After a wide-ranging consultation, the Commission responsible for assuring the future of the academic and educational project with qualified faculty, appropriate student recruitment, administrative and managerial structure and financial resources, has found that serious difficulties in various areas would be insuperable if the program were to remain as an independent institute at the current facility in Jerusalem. Beyond serious academic concerns, severe, intractable and increasing financial problems of several years standing necessitate a change of venue for what should be the Catholic Church's premier program in Jewish Studies, where it can enjoy more appropriate quality and financial security. After a careful evaluation, therefore, the Commission has decided to continue the original purpose of the Ratisbonne project and to strengthen the program by transferring it into the newly re-organized "Cardinal Bea Center for Jewish Studies" of the Pontifical Gregorian University.
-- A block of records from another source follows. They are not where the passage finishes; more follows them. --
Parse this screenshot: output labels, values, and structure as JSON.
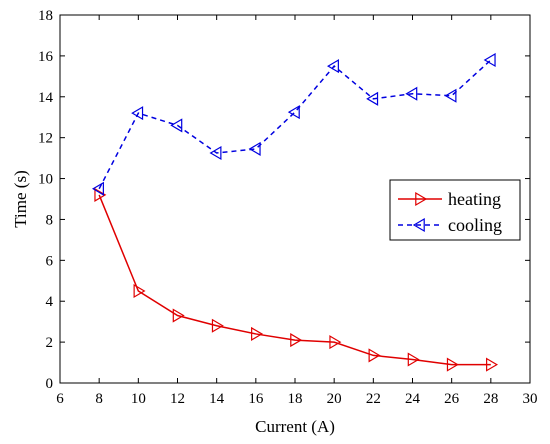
{
  "chart_data": {
    "type": "line",
    "title": "",
    "xlabel": "Current (A)",
    "ylabel": "Time (s)",
    "xlim": [
      6,
      30
    ],
    "ylim": [
      0,
      18
    ],
    "xticks": [
      6,
      8,
      10,
      12,
      14,
      16,
      18,
      20,
      22,
      24,
      26,
      28,
      30
    ],
    "yticks": [
      0,
      2,
      4,
      6,
      8,
      10,
      12,
      14,
      16,
      18
    ],
    "grid": false,
    "legend_position": "right",
    "x": [
      8,
      10,
      12,
      14,
      16,
      18,
      20,
      22,
      24,
      26,
      28
    ],
    "series": [
      {
        "name": "heating",
        "color": "#e00000",
        "line_style": "solid",
        "marker": "triangle-right",
        "values": [
          9.2,
          4.5,
          3.3,
          2.8,
          2.4,
          2.1,
          2.0,
          1.35,
          1.15,
          0.9,
          0.9
        ]
      },
      {
        "name": "cooling",
        "color": "#0000e0",
        "line_style": "dashed",
        "marker": "triangle-left",
        "values": [
          9.5,
          13.2,
          12.6,
          11.25,
          11.45,
          13.25,
          15.5,
          13.9,
          14.15,
          14.05,
          15.8
        ]
      }
    ]
  }
}
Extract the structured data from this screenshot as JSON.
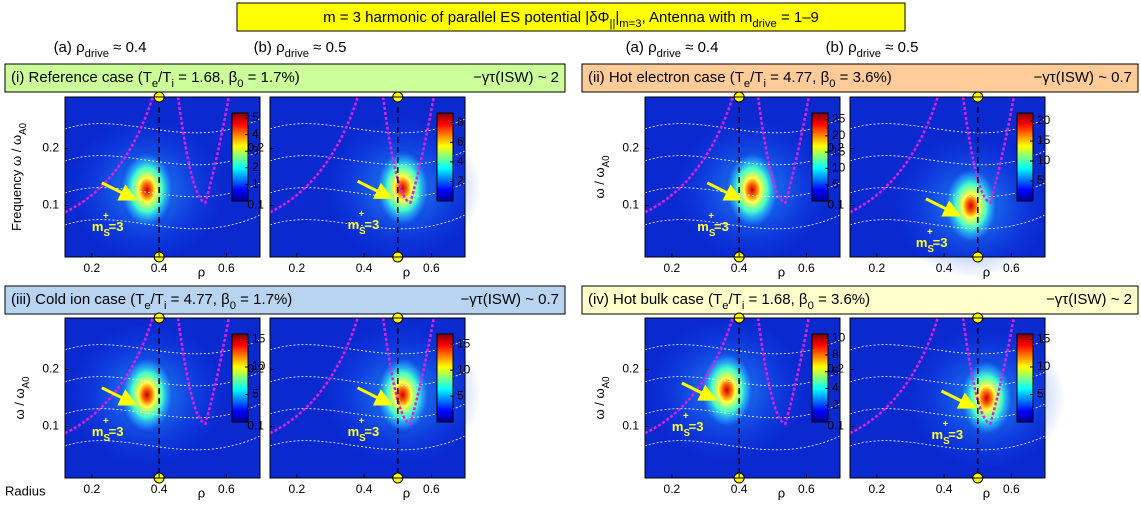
{
  "figure": {
    "title": [
      "m = 3 harmonic of parallel ES potential |δΦ",
      "||",
      "|",
      "m=3",
      ",  Antenna with m",
      "drive",
      " = 1–9"
    ],
    "column_headers": [
      [
        "(a) ρ",
        "drive",
        " ≈ 0.4"
      ],
      [
        "(b) ρ",
        "drive",
        " ≈ 0.5"
      ],
      [
        "(a) ρ",
        "drive",
        " ≈ 0.4"
      ],
      [
        "(b) ρ",
        "drive",
        " ≈ 0.5"
      ]
    ],
    "radius_label": "Radius",
    "axes": {
      "xlabel": "ρ",
      "xlim": [
        0.12,
        0.7
      ],
      "ylim": [
        0.01,
        0.29
      ],
      "xticks": [
        0.2,
        0.4,
        0.6
      ],
      "yticks": [
        0.1,
        0.2
      ]
    },
    "annotation": {
      "base": "m",
      "sub": "S",
      "sup": "+",
      "rest": "=3"
    },
    "groups": [
      {
        "header": [
          "(i) Reference case (T",
          "e",
          "/T",
          "i",
          " = 1.68, β",
          "0",
          " = 1.7%)"
        ],
        "gamma": "−γτ(ISW) ~ 2",
        "ylabel": [
          "Frequency ω / ω",
          "A0"
        ],
        "plots": [
          {
            "clim": [
              0,
              5.3
            ],
            "cticks": [
              1,
              2,
              3,
              4,
              5
            ]
          },
          {
            "clim": [
              0,
              9
            ],
            "cticks": [
              2,
              4,
              6,
              8
            ]
          }
        ]
      },
      {
        "header": [
          "(ii) Hot electron case (T",
          "e",
          "/T",
          "i",
          " = 4.77, β",
          "0",
          " = 3.6%)"
        ],
        "gamma": "−γτ(ISW) ~ 0.7",
        "ylabel": [
          "ω / ω",
          "A0"
        ],
        "plots": [
          {
            "clim": [
              0,
              27
            ],
            "cticks": [
              5,
              10,
              15,
              20,
              25
            ]
          },
          {
            "clim": [
              0,
              22
            ],
            "cticks": [
              5,
              10,
              15,
              20
            ]
          }
        ]
      },
      {
        "header": [
          "(iii) Cold ion case (T",
          "e",
          "/T",
          "i",
          " = 4.77, β",
          "0",
          " = 1.7%)"
        ],
        "gamma": "−γτ(ISW) ~ 0.7",
        "ylabel": [
          "ω / ω",
          "A0"
        ],
        "plots": [
          {
            "clim": [
              0,
              16
            ],
            "cticks": [
              5,
              10,
              15
            ]
          },
          {
            "clim": [
              0,
              17
            ],
            "cticks": [
              5,
              10,
              15
            ]
          }
        ]
      },
      {
        "header": [
          "(iv) Hot bulk case (T",
          "e",
          "/T",
          "i",
          " = 1.68, β",
          "0",
          " = 3.6%)"
        ],
        "gamma": "−γτ(ISW) ~ 2",
        "ylabel": [
          "ω / ω",
          "A0"
        ],
        "plots": [
          {
            "clim": [
              0,
              10.5
            ],
            "cticks": [
              2,
              4,
              6,
              8,
              10
            ]
          },
          {
            "clim": [
              0,
              16
            ],
            "cticks": [
              5,
              10,
              15
            ]
          }
        ]
      }
    ]
  }
}
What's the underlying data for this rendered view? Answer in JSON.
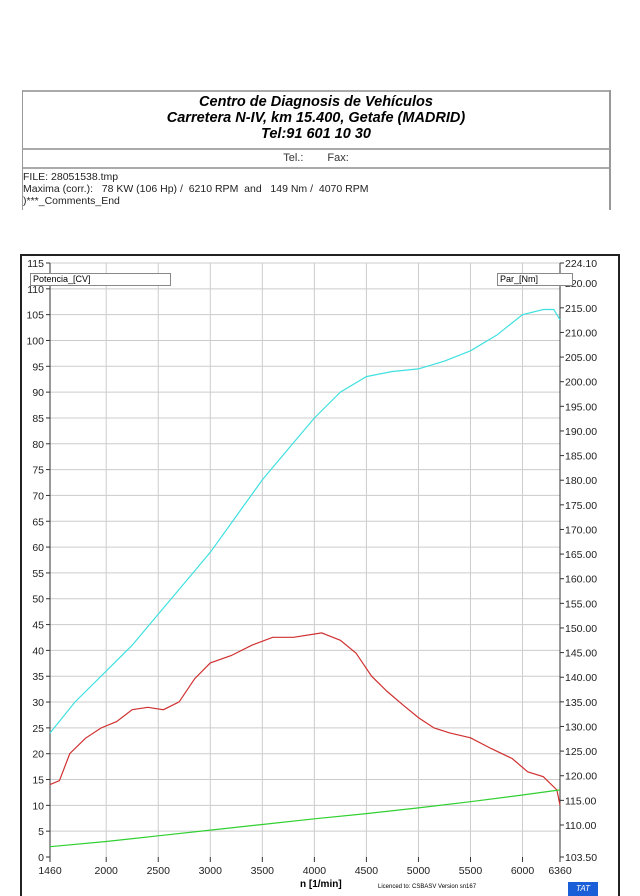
{
  "header": {
    "line1": "Centro de Diagnosis de Vehículos",
    "line2": "Carretera N-IV, km 15.400, Getafe (MADRID)",
    "line3": "Tel:91 601 10 30",
    "tel_label": "Tel.:",
    "fax_label": "Fax:",
    "file": "FILE: 28051538.tmp",
    "maxima": "Maxima (corr.):   78 KW (106 Hp) /  6210 RPM  and   149 Nm /  4070 RPM",
    "comments": ")***_Comments_End"
  },
  "footer": {
    "license": "Licenced to: CSBASV   Version sn167",
    "logo": "TAT"
  },
  "chart_data": {
    "type": "line",
    "xlabel": "n  [1/min]",
    "ylabel_left": "Potencia_[CV]",
    "ylabel_right": "Par_[Nm]",
    "xlim": [
      1460,
      6360
    ],
    "ylim_left": [
      0,
      115
    ],
    "ylim_right": [
      103.5,
      224.1
    ],
    "x_ticks": [
      "1460",
      "2000",
      "2500",
      "3000",
      "3500",
      "4000",
      "4500",
      "5000",
      "5500",
      "6000",
      "6360"
    ],
    "y_left_ticks": [
      "0",
      "5",
      "10",
      "15",
      "20",
      "25",
      "30",
      "35",
      "40",
      "45",
      "50",
      "55",
      "60",
      "65",
      "70",
      "75",
      "80",
      "85",
      "90",
      "95",
      "100",
      "105",
      "110",
      "115"
    ],
    "y_right_ticks": [
      "103.50",
      "110.00",
      "115.00",
      "120.00",
      "125.00",
      "130.00",
      "135.00",
      "140.00",
      "145.00",
      "150.00",
      "155.00",
      "160.00",
      "165.00",
      "170.00",
      "175.00",
      "180.00",
      "185.00",
      "190.00",
      "195.00",
      "200.00",
      "205.00",
      "210.00",
      "215.00",
      "220.00",
      "224.10"
    ],
    "grid": true,
    "series": [
      {
        "name": "Potencia_[CV]",
        "axis": "left",
        "color": "#40e0e0",
        "x": [
          1460,
          1700,
          2000,
          2250,
          2500,
          2750,
          3000,
          3250,
          3500,
          3750,
          4000,
          4250,
          4500,
          4750,
          5000,
          5250,
          5500,
          5750,
          6000,
          6200,
          6300,
          6360
        ],
        "y": [
          24,
          30,
          36,
          41,
          47,
          53,
          59,
          66,
          73,
          79,
          85,
          90,
          93,
          94,
          94.5,
          96,
          98,
          101,
          105,
          106,
          106,
          104
        ]
      },
      {
        "name": "Par_[Nm]",
        "axis": "right",
        "color": "#d03030",
        "x": [
          1460,
          1550,
          1650,
          1800,
          1950,
          2100,
          2250,
          2400,
          2550,
          2700,
          2850,
          3000,
          3200,
          3400,
          3600,
          3800,
          4070,
          4250,
          4400,
          4550,
          4700,
          4850,
          5000,
          5150,
          5300,
          5500,
          5700,
          5900,
          6050,
          6200,
          6330,
          6360
        ],
        "y": [
          118.2,
          119,
          124.5,
          127.6,
          129.7,
          131,
          133.4,
          133.9,
          133.4,
          135,
          139.7,
          142.9,
          144.4,
          146.5,
          148.1,
          148.1,
          149,
          147.5,
          144.9,
          140.2,
          137.1,
          134.4,
          131.8,
          129.7,
          128.7,
          127.7,
          125.5,
          123.5,
          120.8,
          119.8,
          117.1,
          114
        ]
      },
      {
        "name": "Green",
        "axis": "left",
        "color": "#30d030",
        "x": [
          1460,
          2000,
          2500,
          3000,
          3500,
          4000,
          4500,
          5000,
          5500,
          6000,
          6360
        ],
        "y": [
          2,
          3,
          4.1,
          5.2,
          6.3,
          7.4,
          8.4,
          9.5,
          10.7,
          12,
          13
        ]
      }
    ]
  }
}
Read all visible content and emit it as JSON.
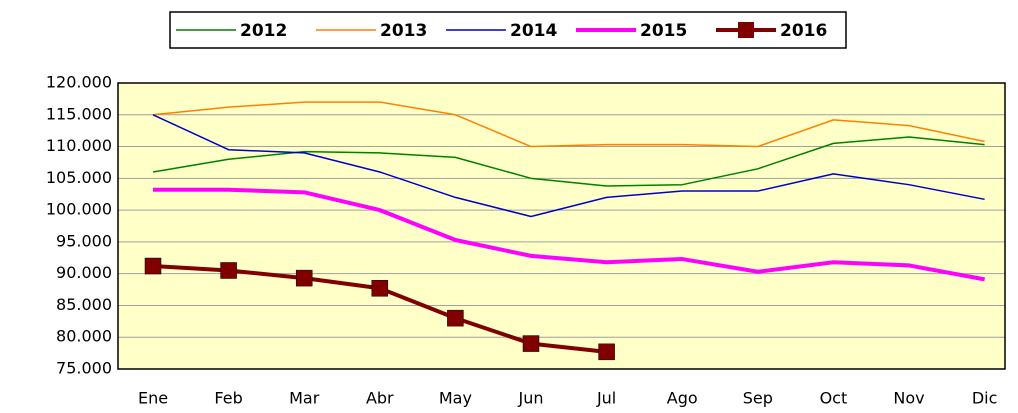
{
  "chart_data": {
    "type": "line",
    "categories": [
      "Ene",
      "Feb",
      "Mar",
      "Abr",
      "May",
      "Jun",
      "Jul",
      "Ago",
      "Sep",
      "Oct",
      "Nov",
      "Dic"
    ],
    "series": [
      {
        "name": "2012",
        "color": "#008000",
        "width": 1.5,
        "values": [
          106000,
          108000,
          109200,
          109000,
          108300,
          105000,
          103800,
          104000,
          106500,
          110500,
          111500,
          110300
        ]
      },
      {
        "name": "2013",
        "color": "#ff8000",
        "width": 1.5,
        "values": [
          115000,
          116200,
          117000,
          117000,
          115000,
          110000,
          110300,
          110300,
          110000,
          114200,
          113300,
          110800
        ]
      },
      {
        "name": "2014",
        "color": "#0000cc",
        "width": 1.5,
        "values": [
          115000,
          109500,
          109000,
          106000,
          102000,
          99000,
          102000,
          103000,
          103000,
          105700,
          104000,
          101700
        ]
      },
      {
        "name": "2015",
        "color": "#ff00ff",
        "width": 4,
        "values": [
          103200,
          103200,
          102800,
          100000,
          95300,
          92800,
          91800,
          92300,
          90300,
          91800,
          91300,
          89100
        ]
      },
      {
        "name": "2016",
        "color": "#800000",
        "width": 4,
        "marker": "square",
        "values": [
          91200,
          90500,
          89300,
          87700,
          83000,
          79000,
          77700,
          null,
          null,
          null,
          null,
          null
        ]
      }
    ],
    "ylim": [
      75000,
      120000
    ],
    "yticks": [
      {
        "value": 75000,
        "label": "75.000"
      },
      {
        "value": 80000,
        "label": "80.000"
      },
      {
        "value": 85000,
        "label": "85.000"
      },
      {
        "value": 90000,
        "label": "90.000"
      },
      {
        "value": 95000,
        "label": "95.000"
      },
      {
        "value": 100000,
        "label": "100.000"
      },
      {
        "value": 105000,
        "label": "105.000"
      },
      {
        "value": 110000,
        "label": "110.000"
      },
      {
        "value": 115000,
        "label": "115.000"
      },
      {
        "value": 120000,
        "label": "120.000"
      }
    ],
    "grid": true,
    "legend": "top"
  }
}
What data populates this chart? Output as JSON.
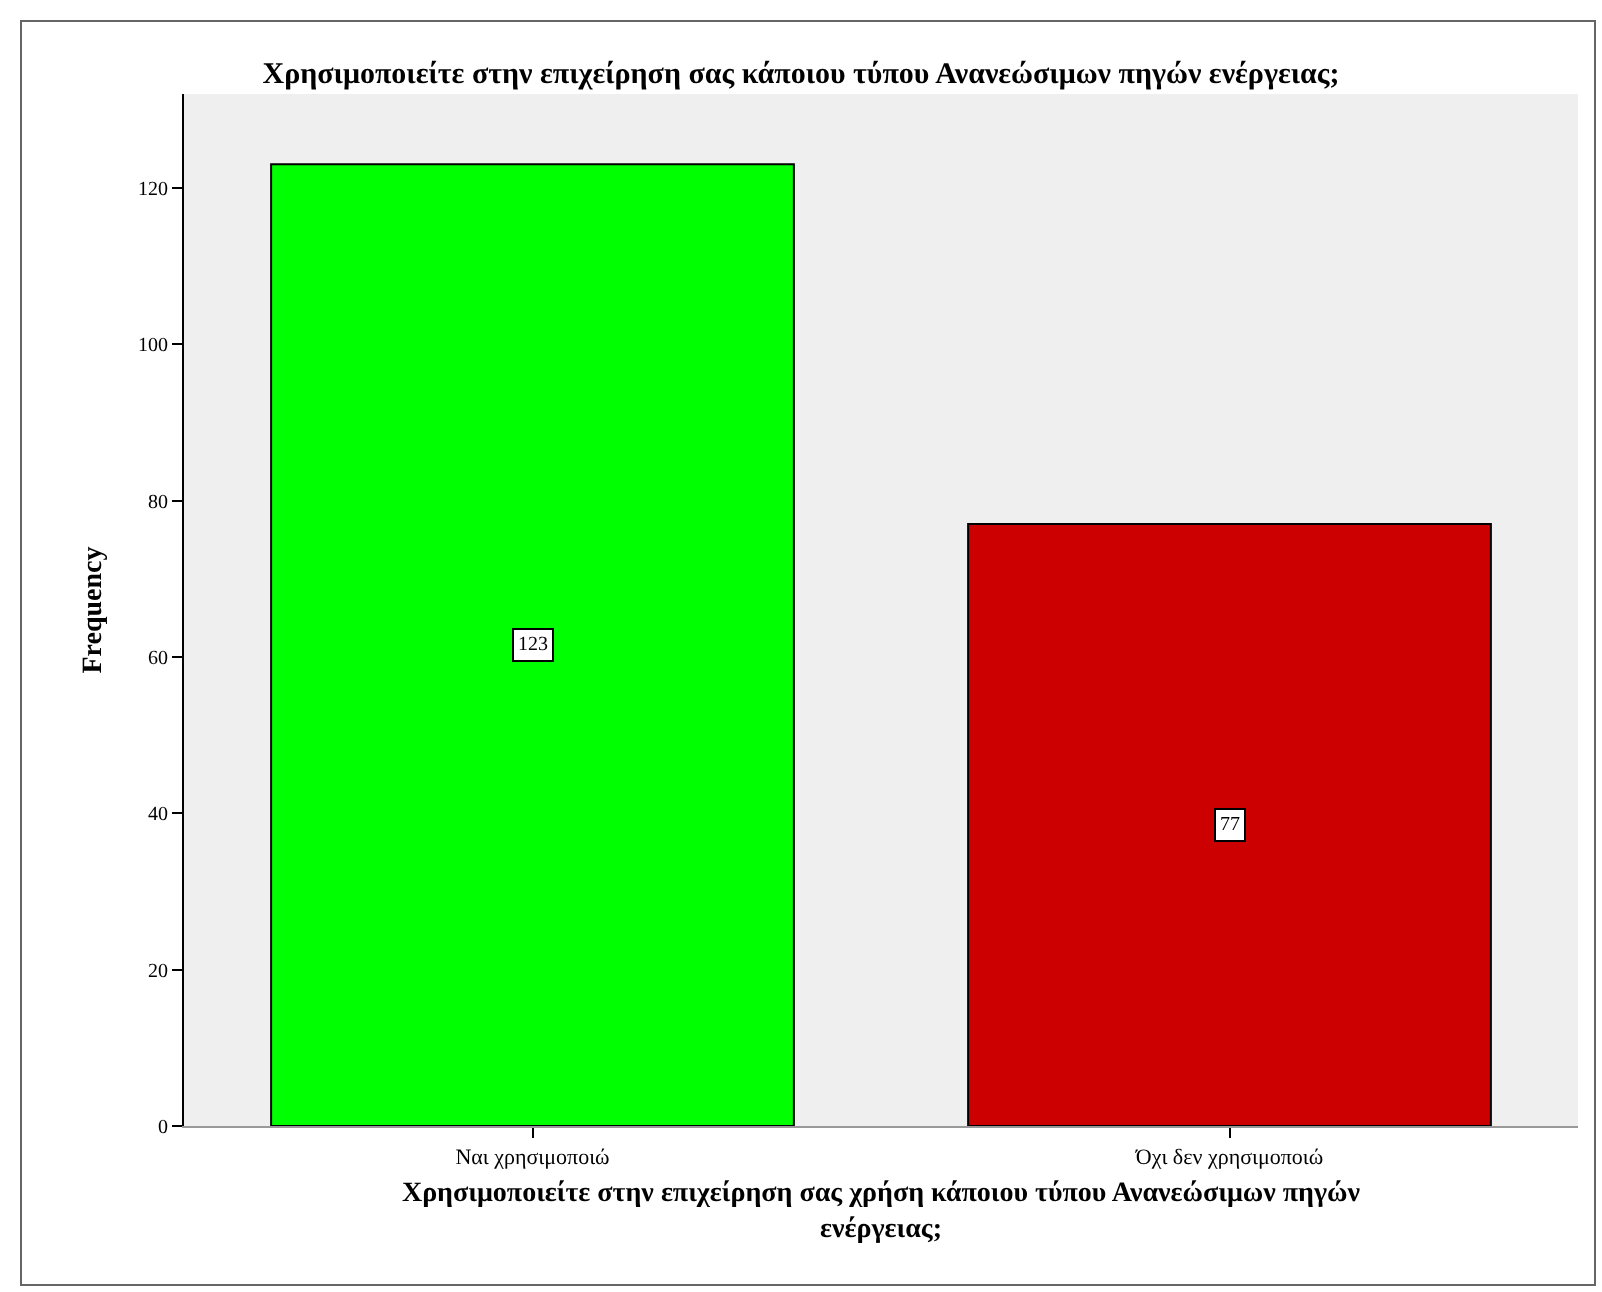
{
  "chart_data": {
    "type": "bar",
    "title": "Χρησιμοποιείτε στην επιχείρηση σας κάποιου τύπου Ανανεώσιμων πηγών ενέργειας;",
    "xlabel": "Χρησιμοποιείτε στην επιχείρηση σας χρήση κάποιου τύπου Ανανεώσιμων πηγών ενέργειας;",
    "ylabel": "Frequency",
    "categories": [
      "Ναι χρησιμοποιώ",
      "Όχι δεν χρησιμοποιώ"
    ],
    "values": [
      123,
      77
    ],
    "colors": [
      "#00ff00",
      "#cc0000"
    ],
    "ylim": [
      0,
      132
    ],
    "yticks": [
      0,
      20,
      40,
      60,
      80,
      100,
      120
    ],
    "data_labels": true
  }
}
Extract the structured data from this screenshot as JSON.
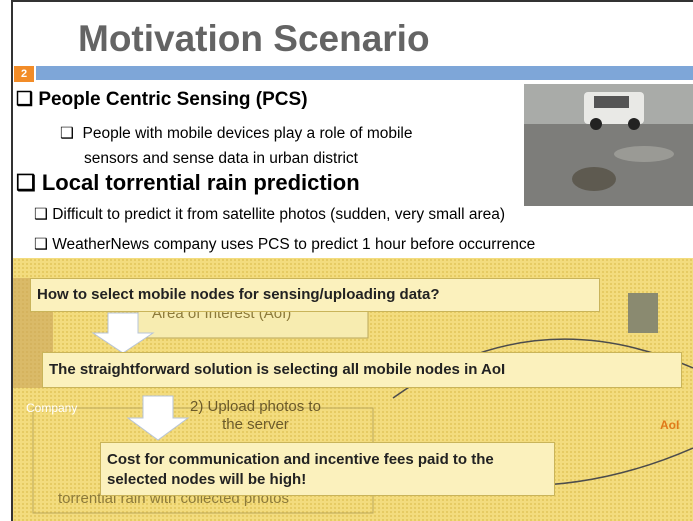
{
  "title": "Motivation Scenario",
  "slide_number": "2",
  "bullets": [
    {
      "text": "People Centric Sensing (PCS)",
      "items": [
        "People with mobile devices play a role of mobile",
        "sensors and sense data in urban district"
      ]
    },
    {
      "text": "Local torrential rain prediction",
      "items": [
        "Difficult to predict it from satellite photos (sudden, very small area)",
        "WeatherNews company uses PCS to predict 1 hour before occurrence"
      ]
    }
  ],
  "diagram": {
    "area_label": "Area of Interest (AoI)",
    "company_label": "Company",
    "step2_line1": "2) Upload photos to",
    "step2_line2": "the server",
    "step3": "torrential rain with collected photos",
    "aoi_label": "AoI"
  },
  "callouts": [
    "How to select mobile nodes for sensing/uploading data?",
    "The straightforward solution is selecting all mobile nodes in AoI",
    [
      "Cost for communication and incentive fees paid to the",
      "selected nodes will be high!"
    ]
  ]
}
3. The "Cardinal Bea Center for Jewish Studies" cultivates solid and recognized intellectual activity and has been engaged in research in the field of Jewish Studies since 1979. And, through the foundation of several special chairs in the context of various agreements of academic cooperation with important Jewish universities and institutes, among them being Hebrew University in Jerusalem and the "Philip and Muriel Barman Center for Jewish Studies" at Lehigh University in Bethlehem, PA (USA). Recently, the Center has been further enhanced with the acquisition of the Library of the International Service of Judeo-Christian Documentation (S.I.D.I.C.) in Rome.
4. Considering the wealth of knowledge acquired in the more than twenty years experience of study and research in the field, the decision to entrust the program, which until now developed at the Pontifical Ratisbonne Institute, to the Cardinal Bea Center for Jewish Studies offers numerous advantages. The most significant are listed: solid institutional security; greater visibility of the Church's commitment in the field of Jewish Studies; the placement of these studies in the context of a prestigious university with a strong international character; providing the students with a more integrated knowledge and understanding of the Jewish religion, culture and history; the intellectual collaboration between Jewish and Christian specialists in the study of religion, culture, and history; the possibility to confer the relative academic degrees and to interact with other academic institutions.
5. With this aim, the newly reorganized and strengthened "Cardinal Bea Center for Jewish Studies" is entrusted to the Pontifical Gregorian University's recently founded Institute for the Study of Religion and Culture, which also includes programs for the study of Islam and of Eastern Religions.
In addition to the courses and seminars offered at the Pontifical Gregorian University, the new Cardinal Bea Center will support academic initiatives in Jerusalem, particularly through the already existing agreement on academic cooperation with Hebrew University and through interaction with other institutions there. This context also provides for a more intensive exchange between professors and student researchers, while providing continuity with the project formerly located at the Ratisbonne facility.
The administration of the "Cardinal Bea Center for Jewish Studies" will be sustained by the Pontifical Gregorian University in Rome, and a person will be appointed to oversee the development of academic activities in Jerusalem.
Given in Rome, at the offices of the Congregation for Catholic Education, on the fourteenth day of November in the year 2002.